I hadn’t quite begun to realize that being known as the guitar player without a girlfriend might have some advantages when I heard her voice drift across the Quad.

“Hello,” she said.

Not quite ready for human contact, I glanced up, mumbled, “Hi,” and buried my nose deeper in the book I wasn’t reading. She didn’t take the hint.

“What?” I heard her question from a little closer. I sighed and looked up at the tall, dark-haired girl walking toward me. I said hello again in my best go-away-and-leave-me-alone tone of voice and poured over the now fascinating book, which I cannot recall. It was tragic, you see.

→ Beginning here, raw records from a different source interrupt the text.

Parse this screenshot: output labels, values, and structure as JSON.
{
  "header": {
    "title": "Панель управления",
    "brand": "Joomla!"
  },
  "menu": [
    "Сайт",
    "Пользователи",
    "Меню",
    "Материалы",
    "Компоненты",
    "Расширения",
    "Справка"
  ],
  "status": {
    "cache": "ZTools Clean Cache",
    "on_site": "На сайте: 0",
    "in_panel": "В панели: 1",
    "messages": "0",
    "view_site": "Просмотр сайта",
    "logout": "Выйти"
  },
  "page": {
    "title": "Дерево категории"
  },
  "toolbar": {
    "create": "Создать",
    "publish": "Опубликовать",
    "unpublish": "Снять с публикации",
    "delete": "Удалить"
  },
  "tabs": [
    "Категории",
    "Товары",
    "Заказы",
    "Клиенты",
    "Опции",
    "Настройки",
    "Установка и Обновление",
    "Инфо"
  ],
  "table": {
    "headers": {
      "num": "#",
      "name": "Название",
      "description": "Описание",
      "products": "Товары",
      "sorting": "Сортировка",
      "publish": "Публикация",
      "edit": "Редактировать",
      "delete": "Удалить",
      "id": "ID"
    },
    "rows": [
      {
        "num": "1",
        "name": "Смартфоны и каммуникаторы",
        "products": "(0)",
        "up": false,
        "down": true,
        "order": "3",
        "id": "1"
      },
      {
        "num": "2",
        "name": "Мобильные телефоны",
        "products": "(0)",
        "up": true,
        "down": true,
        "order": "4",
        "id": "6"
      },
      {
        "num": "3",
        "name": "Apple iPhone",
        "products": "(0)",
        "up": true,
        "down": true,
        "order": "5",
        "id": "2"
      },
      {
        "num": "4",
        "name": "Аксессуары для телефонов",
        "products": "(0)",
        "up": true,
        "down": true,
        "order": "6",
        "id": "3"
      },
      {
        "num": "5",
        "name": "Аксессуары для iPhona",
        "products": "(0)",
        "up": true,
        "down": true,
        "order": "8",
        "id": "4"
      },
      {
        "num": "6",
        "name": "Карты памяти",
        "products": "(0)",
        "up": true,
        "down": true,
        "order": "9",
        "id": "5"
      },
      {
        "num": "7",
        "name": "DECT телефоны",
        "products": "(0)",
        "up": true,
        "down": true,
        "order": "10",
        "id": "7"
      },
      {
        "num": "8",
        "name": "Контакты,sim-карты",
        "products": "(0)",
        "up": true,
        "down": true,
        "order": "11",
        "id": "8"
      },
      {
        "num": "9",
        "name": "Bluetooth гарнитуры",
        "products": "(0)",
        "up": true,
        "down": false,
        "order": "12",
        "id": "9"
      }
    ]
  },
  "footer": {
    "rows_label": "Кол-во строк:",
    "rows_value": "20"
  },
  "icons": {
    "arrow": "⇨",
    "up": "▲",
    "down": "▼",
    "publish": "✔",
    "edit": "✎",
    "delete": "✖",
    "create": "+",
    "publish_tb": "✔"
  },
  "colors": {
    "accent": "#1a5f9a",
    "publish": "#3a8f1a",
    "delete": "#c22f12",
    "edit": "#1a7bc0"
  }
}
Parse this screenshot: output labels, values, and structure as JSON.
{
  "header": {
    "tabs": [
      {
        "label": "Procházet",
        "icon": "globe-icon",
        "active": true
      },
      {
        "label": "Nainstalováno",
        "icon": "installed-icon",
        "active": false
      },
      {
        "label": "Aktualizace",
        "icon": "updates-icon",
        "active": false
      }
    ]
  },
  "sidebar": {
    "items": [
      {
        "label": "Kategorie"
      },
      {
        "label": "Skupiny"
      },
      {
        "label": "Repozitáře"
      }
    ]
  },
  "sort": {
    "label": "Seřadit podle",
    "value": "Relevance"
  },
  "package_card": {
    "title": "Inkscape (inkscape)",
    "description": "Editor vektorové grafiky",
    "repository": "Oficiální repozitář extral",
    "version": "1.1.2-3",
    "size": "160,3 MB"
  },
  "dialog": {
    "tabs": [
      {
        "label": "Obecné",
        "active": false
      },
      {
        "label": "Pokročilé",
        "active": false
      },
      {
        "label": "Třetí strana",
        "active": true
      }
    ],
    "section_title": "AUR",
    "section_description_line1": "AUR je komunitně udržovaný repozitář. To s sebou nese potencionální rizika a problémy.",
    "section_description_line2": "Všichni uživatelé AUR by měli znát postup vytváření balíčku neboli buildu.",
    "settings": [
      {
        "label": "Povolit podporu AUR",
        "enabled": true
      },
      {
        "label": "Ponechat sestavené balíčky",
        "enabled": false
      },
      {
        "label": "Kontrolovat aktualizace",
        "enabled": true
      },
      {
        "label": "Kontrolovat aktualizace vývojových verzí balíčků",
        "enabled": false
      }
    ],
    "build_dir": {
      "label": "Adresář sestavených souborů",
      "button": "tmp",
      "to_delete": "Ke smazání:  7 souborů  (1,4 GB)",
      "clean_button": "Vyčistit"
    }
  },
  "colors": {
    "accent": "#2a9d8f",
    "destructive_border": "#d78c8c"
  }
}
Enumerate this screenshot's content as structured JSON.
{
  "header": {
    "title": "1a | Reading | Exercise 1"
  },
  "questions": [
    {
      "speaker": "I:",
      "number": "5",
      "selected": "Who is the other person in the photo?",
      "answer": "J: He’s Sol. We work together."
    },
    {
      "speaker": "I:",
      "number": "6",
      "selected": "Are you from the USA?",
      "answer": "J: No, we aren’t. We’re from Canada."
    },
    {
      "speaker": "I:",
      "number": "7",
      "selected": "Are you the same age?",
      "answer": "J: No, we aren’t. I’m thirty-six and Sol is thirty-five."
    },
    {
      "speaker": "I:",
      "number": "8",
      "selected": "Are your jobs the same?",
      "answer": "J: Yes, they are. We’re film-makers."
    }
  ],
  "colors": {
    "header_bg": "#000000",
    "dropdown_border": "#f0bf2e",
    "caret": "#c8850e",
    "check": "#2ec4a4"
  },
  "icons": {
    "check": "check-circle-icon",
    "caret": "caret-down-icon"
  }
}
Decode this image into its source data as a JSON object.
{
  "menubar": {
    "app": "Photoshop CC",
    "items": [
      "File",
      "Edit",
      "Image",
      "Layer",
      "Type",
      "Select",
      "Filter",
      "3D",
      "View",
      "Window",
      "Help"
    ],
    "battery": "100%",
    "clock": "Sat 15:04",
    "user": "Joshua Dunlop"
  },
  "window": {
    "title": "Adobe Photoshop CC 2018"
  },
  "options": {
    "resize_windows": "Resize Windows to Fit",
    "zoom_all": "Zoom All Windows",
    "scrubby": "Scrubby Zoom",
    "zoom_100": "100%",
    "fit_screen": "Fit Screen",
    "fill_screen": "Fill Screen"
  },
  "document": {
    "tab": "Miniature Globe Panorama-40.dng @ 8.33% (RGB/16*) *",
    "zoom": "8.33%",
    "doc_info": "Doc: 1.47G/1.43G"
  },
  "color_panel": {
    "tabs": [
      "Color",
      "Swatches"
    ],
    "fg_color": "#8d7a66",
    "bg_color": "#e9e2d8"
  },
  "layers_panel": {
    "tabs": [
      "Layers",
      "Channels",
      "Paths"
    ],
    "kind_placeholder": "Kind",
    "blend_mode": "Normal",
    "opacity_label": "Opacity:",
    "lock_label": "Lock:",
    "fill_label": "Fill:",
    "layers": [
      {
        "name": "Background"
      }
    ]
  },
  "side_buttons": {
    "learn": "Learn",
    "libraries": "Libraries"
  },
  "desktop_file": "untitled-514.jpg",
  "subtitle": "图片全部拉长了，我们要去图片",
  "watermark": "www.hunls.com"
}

“What? I’m sorry, I didn’t hear you,” she repeated pleasantly and smiled. Nothing ruins attempted brooding like a smile. As she walked up to my table, I looked up long, bare legs into aquamarine eyes. I now know they are hazel and change color with every outfit she wears but at that moment they were blue-green.

I decided, then and there, that Shakespeare wasn’t my favorite author. Tragedy is hard work when the sky is blue and the birds are singing. Funny that I hadn’t noticed them before. We talked that first time for an hour and a half. I was late to my next class.

It took years for her to admit that she had really heard me the first time I’d said hello. It remains the nicest lie anyone has told me.

My recent experience, however, made me cautious. Wounded trust heals slowly. We became friends, then good friends and then people began to talk. Then my mother requested I invite Suzie to Sunday dinner. It seems I’m always the last to know.

That’s the way great adventures usually begin. They kind of sneak up on you.